A mãe agradeceu ainda por todo o apoio recebido por amigos e pela comunidade em geral e clamou por justiça.
“A saudade dói a cada minuto mas sigo pedindo forças a Deus para continuar porque eu tenho minha outra filha.
Eu sei que nada vai trazer a Ester de volta, mas eu preciso que a justiça seja feita. Que a história da minha filha não seja esquecida e que nenhuma outra mãe precise passar por essa dor.
Obrigada por cada abraço, cada oração e cada gesto de carinho — eles têm me sustentado. Prometo honrar a memória da minha filha. A Ester vive em mim todos os dias. Vou carregar o amor dela para sempre.”
Sindicléia também publicou uma imagem de quando Ester foi destaque destaque literária no 5º ano do ensino fundamental na Escola Classe Aspalha.
No texto, escrito por Ester ela dizia que gostava de ouvir música calma para adormecer e adorava ler mangás, desenhar e criar personagens de histórias. No texto, ela também relatou ter medo de escuro “por não saber o que há dentro dele”.
O feminicidio
Na noite de domingo (18/1) Ester foi morta dentro de casa pelo namorado da mãe.
À Polícia Civil, a mãe da menina disse que na noite anterior, durante o jantar, toda a família tomou um suco, mas que só ela e as filhas teriam ficado absurdamente sonolentas.
Já de madrugada, quando acordou, a filha mais nova estava no quarto. Quando questionada, a menina teria dito que o padrasto havia mandado ela dormir lá. A mãe foi ao quarto das meninas e encontrou a mais velha já sem vida. A vítima tinha lesões no pescoço e no rosto.

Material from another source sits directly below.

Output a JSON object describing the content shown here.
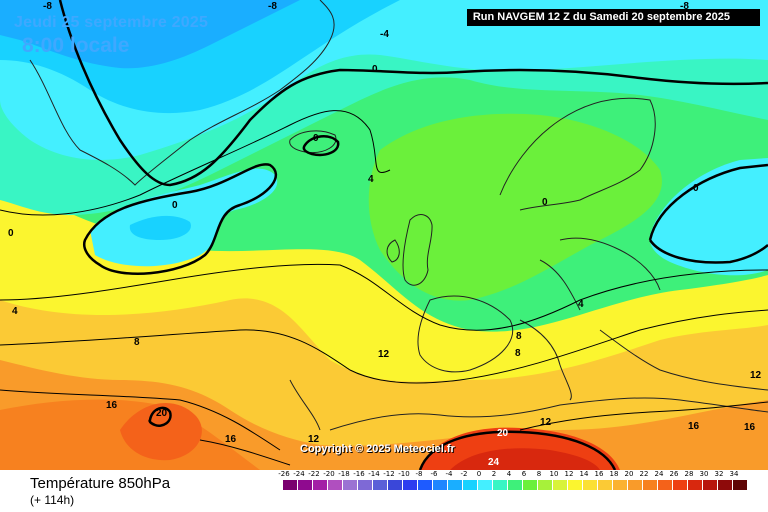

O homem levou alguns pertences, entre eles um celular. Foi por meio do GPS do aparelho que a polícia conseguiu localizá-lo. Segundo os policiais, o autor manteve um comportamento frio durante toda a abordagem, sem demonstrar arrependimento.

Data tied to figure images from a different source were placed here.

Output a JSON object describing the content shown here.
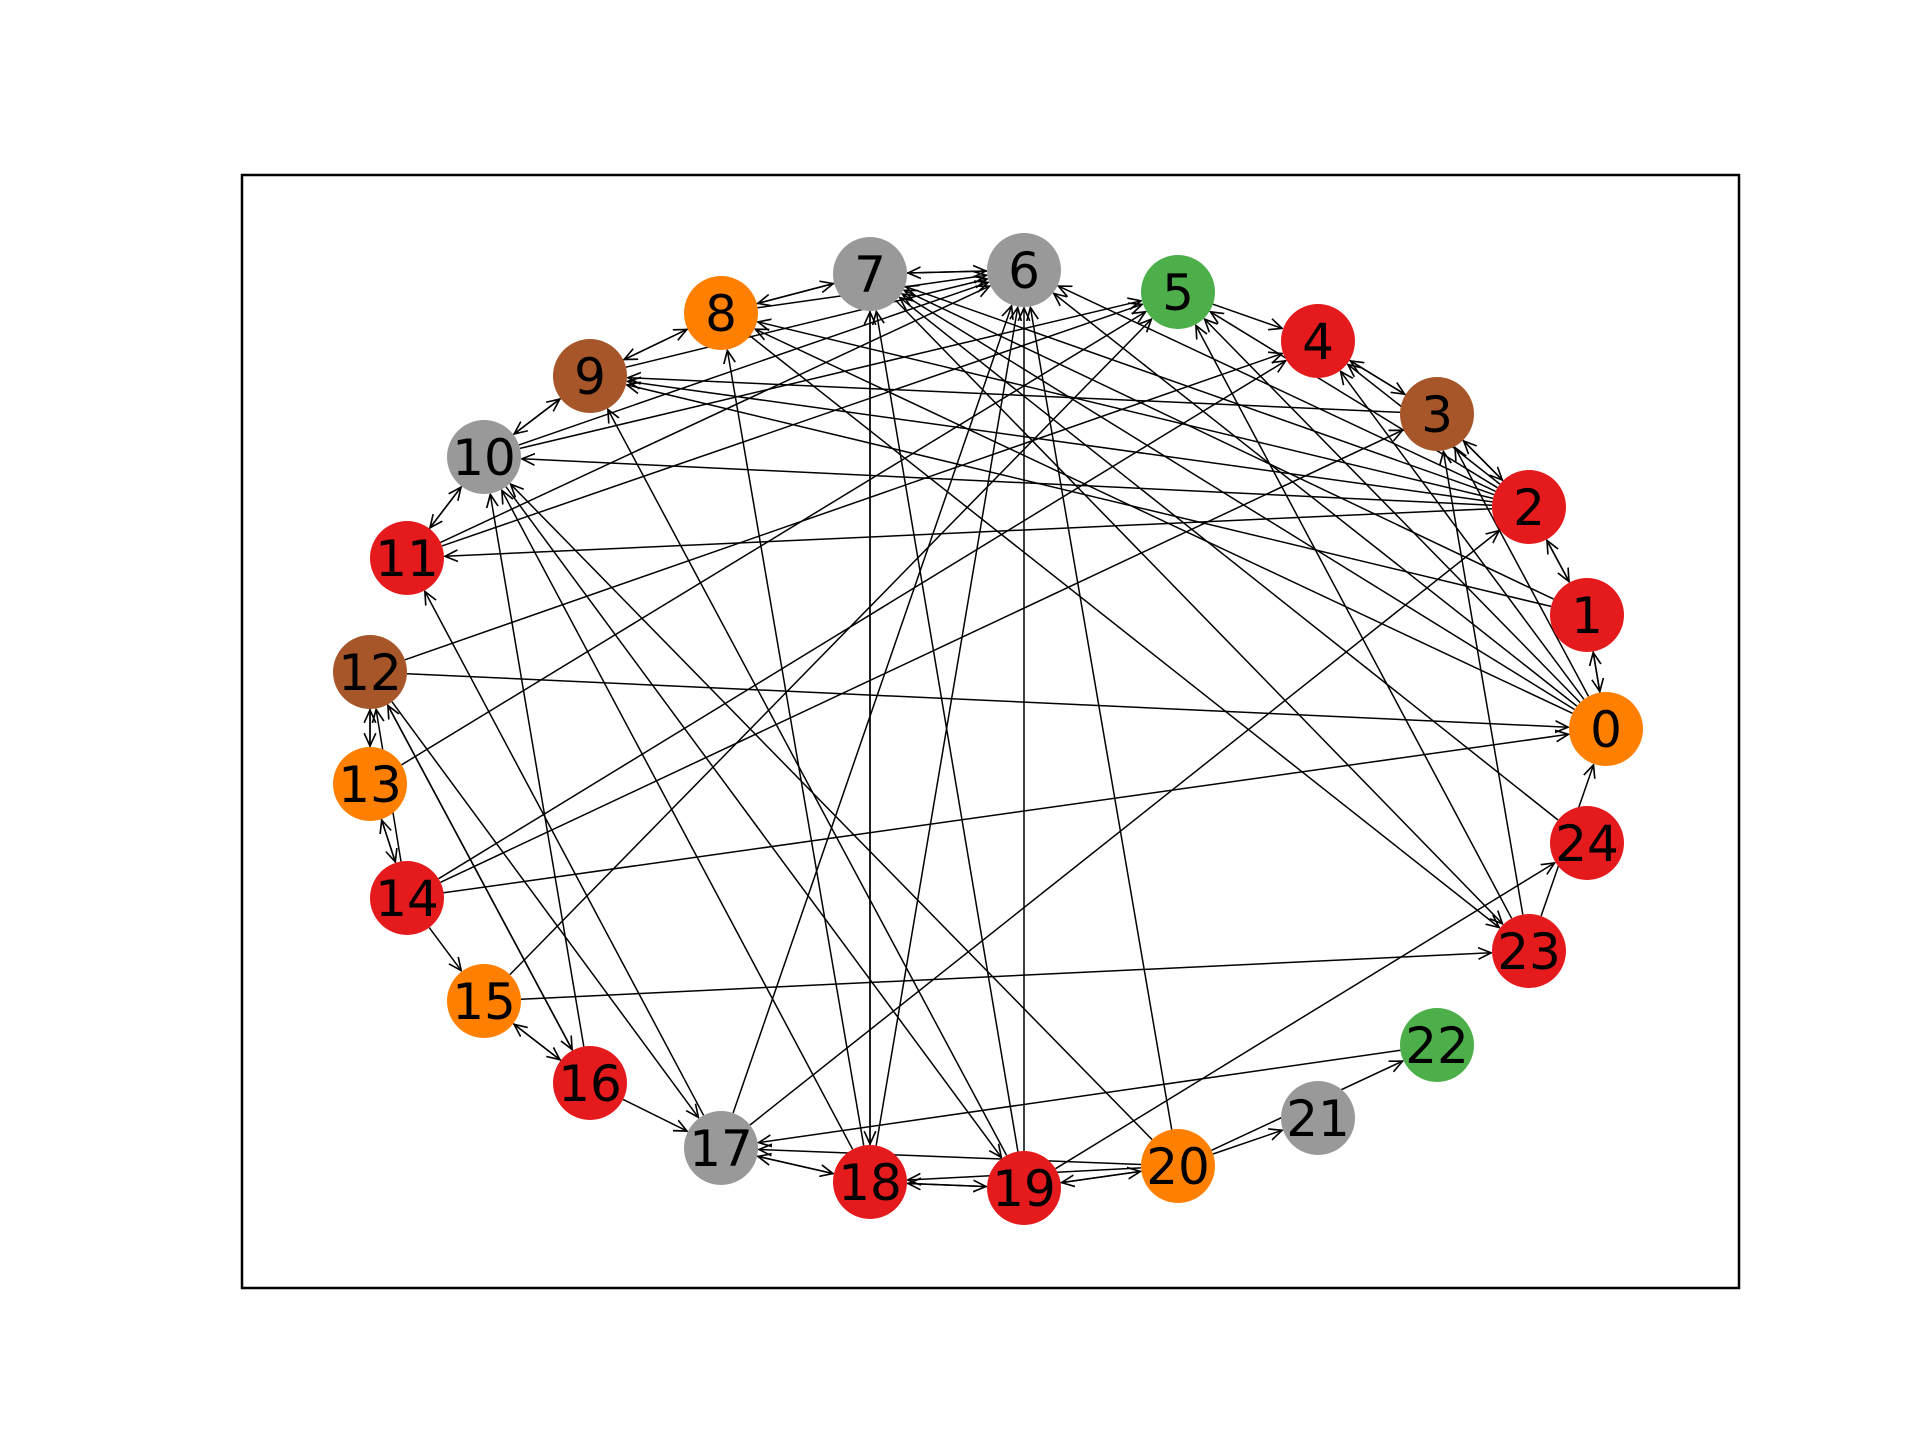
{
  "graph": {
    "directed": true,
    "colors": {
      "red": "#e41a1c",
      "orange": "#ff7f00",
      "gray": "#999999",
      "green": "#4daf4a",
      "brown": "#a65628",
      "edge": "#000000",
      "frame": "#000000"
    },
    "nodes": [
      {
        "id": "0",
        "label": "0",
        "color": "orange"
      },
      {
        "id": "1",
        "label": "1",
        "color": "red"
      },
      {
        "id": "2",
        "label": "2",
        "color": "red"
      },
      {
        "id": "3",
        "label": "3",
        "color": "brown"
      },
      {
        "id": "4",
        "label": "4",
        "color": "red"
      },
      {
        "id": "5",
        "label": "5",
        "color": "green"
      },
      {
        "id": "6",
        "label": "6",
        "color": "gray"
      },
      {
        "id": "7",
        "label": "7",
        "color": "gray"
      },
      {
        "id": "8",
        "label": "8",
        "color": "orange"
      },
      {
        "id": "9",
        "label": "9",
        "color": "brown"
      },
      {
        "id": "10",
        "label": "10",
        "color": "gray"
      },
      {
        "id": "11",
        "label": "11",
        "color": "red"
      },
      {
        "id": "12",
        "label": "12",
        "color": "brown"
      },
      {
        "id": "13",
        "label": "13",
        "color": "orange"
      },
      {
        "id": "14",
        "label": "14",
        "color": "red"
      },
      {
        "id": "15",
        "label": "15",
        "color": "orange"
      },
      {
        "id": "16",
        "label": "16",
        "color": "red"
      },
      {
        "id": "17",
        "label": "17",
        "color": "gray"
      },
      {
        "id": "18",
        "label": "18",
        "color": "red"
      },
      {
        "id": "19",
        "label": "19",
        "color": "red"
      },
      {
        "id": "20",
        "label": "20",
        "color": "orange"
      },
      {
        "id": "21",
        "label": "21",
        "color": "gray"
      },
      {
        "id": "22",
        "label": "22",
        "color": "green"
      },
      {
        "id": "23",
        "label": "23",
        "color": "red"
      },
      {
        "id": "24",
        "label": "24",
        "color": "red"
      }
    ],
    "edges": [
      [
        "0",
        "1"
      ],
      [
        "1",
        "0"
      ],
      [
        "1",
        "2"
      ],
      [
        "2",
        "1"
      ],
      [
        "2",
        "3"
      ],
      [
        "3",
        "2"
      ],
      [
        "3",
        "4"
      ],
      [
        "4",
        "3"
      ],
      [
        "2",
        "4"
      ],
      [
        "2",
        "5"
      ],
      [
        "2",
        "6"
      ],
      [
        "2",
        "7"
      ],
      [
        "2",
        "8"
      ],
      [
        "2",
        "9"
      ],
      [
        "2",
        "10"
      ],
      [
        "2",
        "11"
      ],
      [
        "1",
        "7"
      ],
      [
        "1",
        "9"
      ],
      [
        "0",
        "5"
      ],
      [
        "0",
        "6"
      ],
      [
        "0",
        "4"
      ],
      [
        "0",
        "3"
      ],
      [
        "0",
        "7"
      ],
      [
        "0",
        "8"
      ],
      [
        "5",
        "4"
      ],
      [
        "6",
        "7"
      ],
      [
        "7",
        "6"
      ],
      [
        "7",
        "8"
      ],
      [
        "8",
        "7"
      ],
      [
        "8",
        "6"
      ],
      [
        "8",
        "9"
      ],
      [
        "9",
        "8"
      ],
      [
        "9",
        "10"
      ],
      [
        "10",
        "9"
      ],
      [
        "10",
        "11"
      ],
      [
        "11",
        "10"
      ],
      [
        "9",
        "6"
      ],
      [
        "10",
        "6"
      ],
      [
        "10",
        "5"
      ],
      [
        "11",
        "5"
      ],
      [
        "11",
        "6"
      ],
      [
        "12",
        "13"
      ],
      [
        "13",
        "12"
      ],
      [
        "13",
        "14"
      ],
      [
        "14",
        "13"
      ],
      [
        "14",
        "15"
      ],
      [
        "12",
        "16"
      ],
      [
        "16",
        "12"
      ],
      [
        "15",
        "16"
      ],
      [
        "16",
        "15"
      ],
      [
        "14",
        "12"
      ],
      [
        "16",
        "17"
      ],
      [
        "15",
        "5"
      ],
      [
        "15",
        "23"
      ],
      [
        "14",
        "4"
      ],
      [
        "14",
        "0"
      ],
      [
        "14",
        "3"
      ],
      [
        "13",
        "5"
      ],
      [
        "12",
        "0"
      ],
      [
        "12",
        "4"
      ],
      [
        "17",
        "18"
      ],
      [
        "18",
        "17"
      ],
      [
        "18",
        "19"
      ],
      [
        "19",
        "18"
      ],
      [
        "19",
        "20"
      ],
      [
        "20",
        "19"
      ],
      [
        "20",
        "21"
      ],
      [
        "20",
        "22"
      ],
      [
        "22",
        "17"
      ],
      [
        "20",
        "17"
      ],
      [
        "18",
        "7"
      ],
      [
        "7",
        "18"
      ],
      [
        "18",
        "8"
      ],
      [
        "18",
        "6"
      ],
      [
        "19",
        "7"
      ],
      [
        "19",
        "6"
      ],
      [
        "20",
        "6"
      ],
      [
        "20",
        "10"
      ],
      [
        "19",
        "9"
      ],
      [
        "17",
        "11"
      ],
      [
        "17",
        "2"
      ],
      [
        "17",
        "6"
      ],
      [
        "18",
        "10"
      ],
      [
        "20",
        "18"
      ],
      [
        "19",
        "24"
      ],
      [
        "23",
        "0"
      ],
      [
        "23",
        "3"
      ],
      [
        "23",
        "5"
      ],
      [
        "24",
        "7"
      ],
      [
        "7",
        "23"
      ],
      [
        "8",
        "23"
      ],
      [
        "10",
        "19"
      ],
      [
        "12",
        "17"
      ],
      [
        "16",
        "10"
      ],
      [
        "3",
        "9"
      ]
    ]
  }
}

Posteriormente, já na delegacia, o homem afirmou que, durante a madrugada, tentou fazer uso de drogas no apartamento e, após ser impedido pela adolescente, a enforcou.
Extensa ficha criminal
Segundo a PMDF, Marlon possui outros crimes em sua ficha criminal, como outros dois casos de estupros: um contra a própria mãe e outro contra uma criança de 11 anos.

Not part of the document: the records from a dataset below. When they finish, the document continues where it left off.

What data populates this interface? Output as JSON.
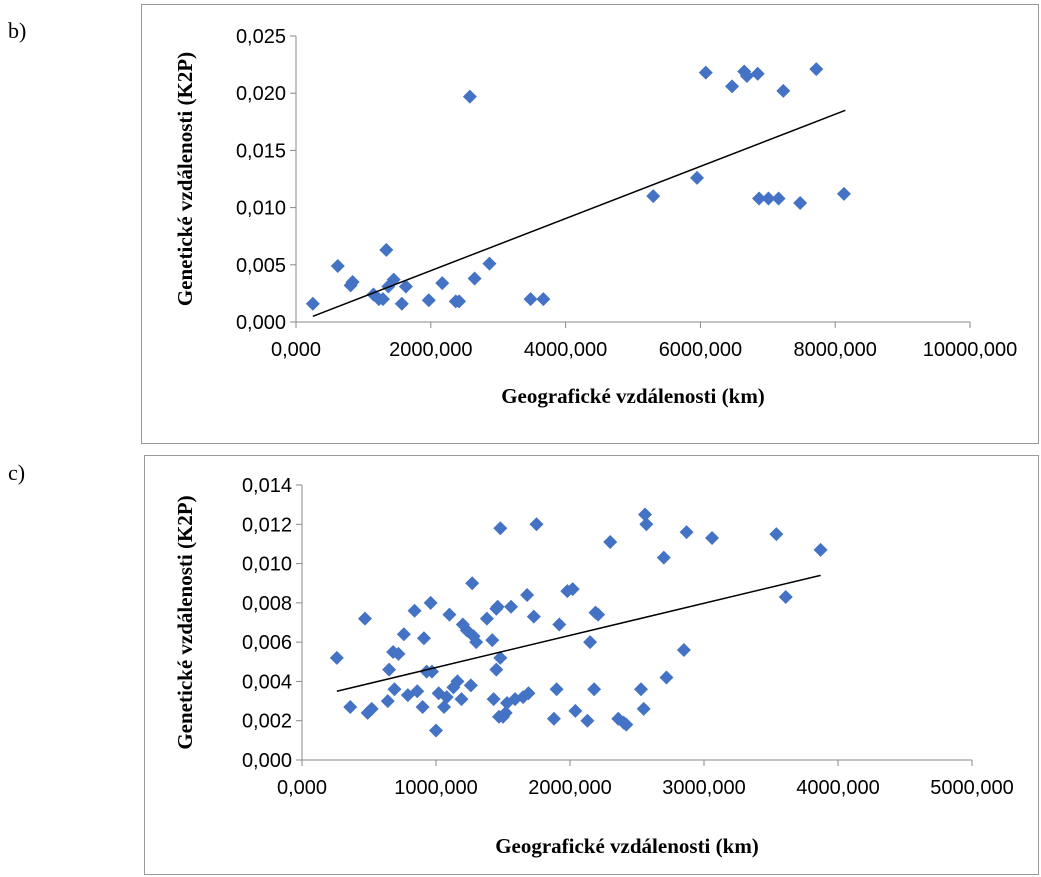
{
  "panels": [
    {
      "label": "b)"
    },
    {
      "label": "c)"
    }
  ],
  "colors": {
    "marker": "#4472C4",
    "trendline": "#000000",
    "axis": "#888888",
    "frame": "#9a9a9a"
  },
  "chart_data": [
    {
      "type": "scatter",
      "xlabel": "Geografické vzdálenosti (km)",
      "ylabel": "Genetické vzdálenosti (K2P)",
      "xlim": [
        0,
        10000
      ],
      "ylim": [
        0,
        0.025
      ],
      "x_ticks": [
        0,
        2000,
        4000,
        6000,
        8000,
        10000
      ],
      "x_tick_labels": [
        "0,000",
        "2000,000",
        "4000,000",
        "6000,000",
        "8000,000",
        "10000,000"
      ],
      "y_ticks": [
        0,
        0.005,
        0.01,
        0.015,
        0.02,
        0.025
      ],
      "y_tick_labels": [
        "0,000",
        "0,005",
        "0,010",
        "0,015",
        "0,020",
        "0,025"
      ],
      "grid": false,
      "marker": "diamond",
      "trendline": {
        "type": "linear",
        "x": [
          250,
          8150
        ],
        "y": [
          0.0005,
          0.0185
        ]
      },
      "points": [
        [
          250,
          0.0016
        ],
        [
          620,
          0.0049
        ],
        [
          810,
          0.0032
        ],
        [
          840,
          0.0035
        ],
        [
          1150,
          0.0024
        ],
        [
          1230,
          0.002
        ],
        [
          1290,
          0.002
        ],
        [
          1340,
          0.0063
        ],
        [
          1370,
          0.0031
        ],
        [
          1450,
          0.0037
        ],
        [
          1570,
          0.0016
        ],
        [
          1630,
          0.0031
        ],
        [
          1970,
          0.0019
        ],
        [
          2170,
          0.0034
        ],
        [
          2370,
          0.0018
        ],
        [
          2420,
          0.0018
        ],
        [
          2580,
          0.0197
        ],
        [
          2650,
          0.0038
        ],
        [
          2870,
          0.0051
        ],
        [
          3480,
          0.002
        ],
        [
          3670,
          0.002
        ],
        [
          5300,
          0.011
        ],
        [
          5950,
          0.0126
        ],
        [
          6080,
          0.0218
        ],
        [
          6470,
          0.0206
        ],
        [
          6650,
          0.0219
        ],
        [
          6690,
          0.0215
        ],
        [
          6850,
          0.0217
        ],
        [
          6870,
          0.0108
        ],
        [
          7010,
          0.0108
        ],
        [
          7160,
          0.0108
        ],
        [
          7230,
          0.0202
        ],
        [
          7480,
          0.0104
        ],
        [
          7720,
          0.0221
        ],
        [
          8130,
          0.0112
        ]
      ]
    },
    {
      "type": "scatter",
      "xlabel": "Geografické vzdálenosti (km)",
      "ylabel": "Genetické vzdálenosti (K2P)",
      "xlim": [
        0,
        5000
      ],
      "ylim": [
        0,
        0.014
      ],
      "x_ticks": [
        0,
        1000,
        2000,
        3000,
        4000,
        5000
      ],
      "x_tick_labels": [
        "0,000",
        "1000,000",
        "2000,000",
        "3000,000",
        "4000,000",
        "5000,000"
      ],
      "y_ticks": [
        0,
        0.002,
        0.004,
        0.006,
        0.008,
        0.01,
        0.012,
        0.014
      ],
      "y_tick_labels": [
        "0,000",
        "0,002",
        "0,004",
        "0,006",
        "0,008",
        "0,010",
        "0,012",
        "0,014"
      ],
      "grid": false,
      "marker": "diamond",
      "trendline": {
        "type": "linear",
        "x": [
          260,
          3870
        ],
        "y": [
          0.0035,
          0.0094
        ]
      },
      "points": [
        [
          260,
          0.0052
        ],
        [
          360,
          0.0027
        ],
        [
          470,
          0.0072
        ],
        [
          490,
          0.0024
        ],
        [
          520,
          0.0026
        ],
        [
          640,
          0.003
        ],
        [
          650,
          0.0046
        ],
        [
          680,
          0.0055
        ],
        [
          690,
          0.0036
        ],
        [
          720,
          0.0054
        ],
        [
          760,
          0.0064
        ],
        [
          790,
          0.0033
        ],
        [
          840,
          0.0076
        ],
        [
          860,
          0.0035
        ],
        [
          900,
          0.0027
        ],
        [
          910,
          0.0062
        ],
        [
          930,
          0.0045
        ],
        [
          960,
          0.008
        ],
        [
          970,
          0.0045
        ],
        [
          1020,
          0.0034
        ],
        [
          1000,
          0.0015
        ],
        [
          1060,
          0.0027
        ],
        [
          1080,
          0.0032
        ],
        [
          1100,
          0.0074
        ],
        [
          1130,
          0.0037
        ],
        [
          1160,
          0.004
        ],
        [
          1190,
          0.0031
        ],
        [
          1200,
          0.0069
        ],
        [
          1230,
          0.0066
        ],
        [
          1260,
          0.0038
        ],
        [
          1270,
          0.009
        ],
        [
          1280,
          0.0063
        ],
        [
          1300,
          0.006
        ],
        [
          1380,
          0.0072
        ],
        [
          1420,
          0.0061
        ],
        [
          1430,
          0.0031
        ],
        [
          1450,
          0.0046
        ],
        [
          1450,
          0.0077
        ],
        [
          1460,
          0.0078
        ],
        [
          1470,
          0.0022
        ],
        [
          1480,
          0.0118
        ],
        [
          1480,
          0.0052
        ],
        [
          1500,
          0.0022
        ],
        [
          1520,
          0.0024
        ],
        [
          1530,
          0.0029
        ],
        [
          1560,
          0.0078
        ],
        [
          1590,
          0.0031
        ],
        [
          1650,
          0.0032
        ],
        [
          1680,
          0.0084
        ],
        [
          1690,
          0.0034
        ],
        [
          1730,
          0.0073
        ],
        [
          1750,
          0.012
        ],
        [
          1880,
          0.0021
        ],
        [
          1900,
          0.0036
        ],
        [
          1920,
          0.0069
        ],
        [
          1980,
          0.0086
        ],
        [
          2020,
          0.0087
        ],
        [
          2040,
          0.0025
        ],
        [
          2130,
          0.002
        ],
        [
          2150,
          0.006
        ],
        [
          2180,
          0.0036
        ],
        [
          2190,
          0.0075
        ],
        [
          2210,
          0.0074
        ],
        [
          2300,
          0.0111
        ],
        [
          2360,
          0.0021
        ],
        [
          2400,
          0.0019
        ],
        [
          2420,
          0.0018
        ],
        [
          2530,
          0.0036
        ],
        [
          2550,
          0.0026
        ],
        [
          2560,
          0.0125
        ],
        [
          2570,
          0.012
        ],
        [
          2700,
          0.0103
        ],
        [
          2720,
          0.0042
        ],
        [
          2850,
          0.0056
        ],
        [
          2870,
          0.0116
        ],
        [
          3060,
          0.0113
        ],
        [
          3540,
          0.0115
        ],
        [
          3610,
          0.0083
        ],
        [
          3870,
          0.0107
        ]
      ]
    }
  ]
}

Em agosto de 2019, Marlon foi acusado de abusar sexualmente de uma criança de 11 anos. Segundo a mãe da vítima, ela, o marido e suas três filhas participavam de um almoço em uma chácara quando o crime ocorreu.
Ainda de acordo com a mulher, Marlon chegou ao local visivelmente embriagado e sob efeito de entorpecentes. Em determinado momento, a mãe informou que foi descansar e deixou as filhas sob a supervisão da mais velha.
Após procurá-las por aproximadamente uma hora, encontrou inicialmente apenas uma das filhas, que relatou que o homem havia levado a irmã, de 11 anos, à força para a cachoeira. Pouco depois, a vítima foi localizada e relatou ter sofrido abuso sexual, além de ter sido ameaçada de morte por ele.
Cerca de quatro anos depois, em dezembro de 2023, Marlon teria estuprado a própria mãe. A PMDF foi acionada e, quando chegou ao local, encontrou o criminoso já contido no chão, próximo ao pai e ao irmão.
Na época, de acordo com a corporação, Marlon estava em saída temporária de Natal. A companheira da mãe de Marlon confirmou o crime por meio de um vídeo gravado logo após o fato.